Réunissant des interprètes venus d’Afrique du Sud et du Brésil, la pièce ne repose pas sur une juxtaposition de styles mais sur une mise en relation de gestes situés. Le pantsula, ancré dans l’histoire des townships sud-africains, dialogue avec des pratiques urbaines brésiliennes, sans que l’un ne prenne le pas sur l’autre. Le hip-hop cher à Paulo Azevedo affleure, bien sûr, mais sans saturer l’espace ni réduire la diversité des langages.

Récits en partage

Ce qui se joue alors tient moins d’une démonstration que d’une circulation.
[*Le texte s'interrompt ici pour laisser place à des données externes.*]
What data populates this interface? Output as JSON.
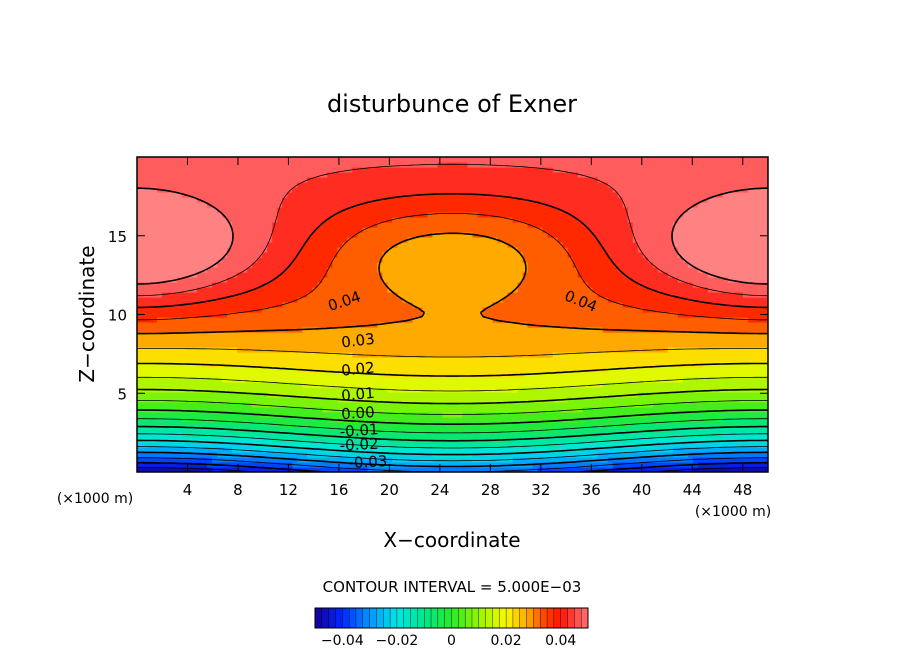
{
  "chart_data": {
    "type": "heatmap",
    "title": "disturbunce of Exner",
    "xlabel": "X−coordinate",
    "ylabel": "Z−coordinate",
    "x_unit_label": "(×1000 m)",
    "z_unit_label": "(×1000 m)",
    "xlim": [
      0,
      50
    ],
    "ylim": [
      0,
      20
    ],
    "x_ticks": [
      4,
      8,
      12,
      16,
      20,
      24,
      28,
      32,
      36,
      40,
      44,
      48
    ],
    "x_tick_labels": [
      "4",
      "8",
      "12",
      "16",
      "20",
      "24",
      "28",
      "32",
      "36",
      "40",
      "44",
      "48"
    ],
    "y_ticks": [
      5,
      10,
      15
    ],
    "y_tick_labels": [
      "5",
      "10",
      "15"
    ],
    "contour_interval_label": "CONTOUR INTERVAL = 5.000E−03",
    "contour_interval": 0.005,
    "value_range": [
      -0.05,
      0.05
    ],
    "contour_labels": [
      {
        "text": "0.04",
        "x": 16.4,
        "z": 10.9,
        "angle": -18
      },
      {
        "text": "0.04",
        "x": 35.2,
        "z": 10.9,
        "angle": 22
      },
      {
        "text": "0.03",
        "x": 17.5,
        "z": 8.4,
        "angle": -7
      },
      {
        "text": "0.02",
        "x": 17.5,
        "z": 6.6,
        "angle": -6
      },
      {
        "text": "0.01",
        "x": 17.5,
        "z": 5.0,
        "angle": -5
      },
      {
        "text": "0.00",
        "x": 17.5,
        "z": 3.8,
        "angle": -4
      },
      {
        "text": "-0.01",
        "x": 17.6,
        "z": 2.7,
        "angle": -4
      },
      {
        "text": "-0.02",
        "x": 17.6,
        "z": 1.8,
        "angle": -3
      },
      {
        "text": "-0.03",
        "x": 18.3,
        "z": 0.7,
        "angle": -3
      }
    ],
    "colorbar": {
      "ticks": [
        -0.04,
        -0.02,
        0,
        0.02,
        0.04
      ],
      "tick_labels": [
        "−0.04",
        "−0.02",
        "0",
        "0.02",
        "0.04"
      ]
    },
    "colors": {
      "min": "#1a00b0",
      "mid": "#20ff20",
      "max": "#ff1a00",
      "top_light": "#ff7a7a"
    }
  }
}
L’ensemble privilégie l’élan, le rythme, mais aussi une précision du geste qui inscrit la pièce dans une écriture rigoureuse, presque contenue. Quelques motifs et échanges esquissent des formes de narration : une main retournée à la Beyoncé, un micro mimé « à l’américaine », une station debout bras en l’air évoquant davantage un trajet en bus qu’une manifestation collective. Ces fragments n’organisent pas un récit linéaire mais ouvrent des pistes, des situations, des manières d’habiter l’espace ensemble. On pourrait souhaiter une appropriation plus marquée du plateau ou un travail de lumière accentuant les ruptures ; la pièce trouve cependant sa cohérence dans ce choix d’une géographie à ciel ouvert.

SUZANNE CANESSA

tamUjUntU aété dansé le 28 mars au Théâtre de l’Olivier (Istres), les 31 mars et 1er avril au Théâtre Durance (Château-Arnoux-Saint-Auban), le 4 avril au Théâtre de l’Esplanade (Draguignan) et les 7 et 8 avril au Pavillon Noir (Aix-en-Provence).